The occasion here was an appearance at a festival last year called the Bodensee named after Lake Constance that borders Germany, Switzerland and Austria. There’s something gloomily inspirational about a lake, any lake, loch or lough, just being even in the vicinity smelling the air that inspires even the least romantic, huh: let alone those who cling to that name and know how to turn the quixotic currents they observe into rhapsodic flow.
I’m thinking the English lakes inspired Wordsworth for instance in his poem ‘Expostulation and Reply’ (Lyrical Ballads, 1798): “The eye – it cannot choose but see;/We cannot bid the ear be still;/Our bodies feel, where’er they be,/Against or with our will”.

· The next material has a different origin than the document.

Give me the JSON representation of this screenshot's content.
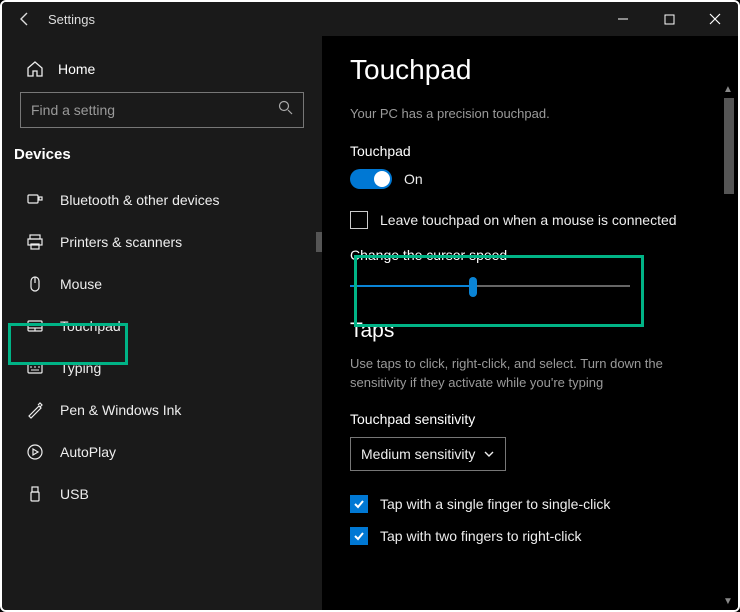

Being still listening to the highly charged flow and unglossily captured recordinig of Wollny live is certainly difficult. While a modernist he has a Romantic soul however you define that especially when you hear him play a foundational Romantic like Schubert on MW’s own incredible re-imagining of ‘Der Wanderer‘ in years gone by.
Most of the tracks are – given the tendency for live albums to go on for ever – relatively concise. That’s apart from the whopper ‘Fatigue’ which is almost the same length as the previous three and requires patience.
It’s not quite as tabula rasa as the Bandcamp notes suggest given that while “free sounding” this is not spontaneous composition. That’s because there is source material sometimes covered on other recordings by Wollny such as a welcome new treatment of ‘She Moves Through the Fair’ the traditional Irish melody first collected in the early 20th century that Wollny has aready in a trio version on the marvellous Ghosts recorded. Close your eyes and think. Doing this Parisien on soprano is an able surrogate for the tin whistle or voice that might in highly charged trad Irish contexts take on the emotion found in the stirring melody.
You get the spikiness of ‘Space Cake’ which is appealing (Wollny recorded it in duo in an even better version with saxist Heinz Sauer on Melancholia released more than 20 years ago). And also present is the deep introspection of ‘Fatigue’ where Parisien’s soprano lament is striking in its repose and feeling. ‘Missing A Page’ I liked for the kind of vibe that Keith Jarrrett and Dewey Redman often cultivated together.
But best of all is ‘Vienna Pitch’ a Wollny tune that the Schweinfurt born 48 year old had already recorded with the great Ornettian Joachim Kühn on their Château Palmer series album Duo issued a couple of years ago.
“Freiheit” means “freedom” or “liberty” and it is massively in its favour that this duo album is representative faithfully of that desire that lies in all our hearts couched in these formal quasi classical dressings rendered so passionately and painstakingly.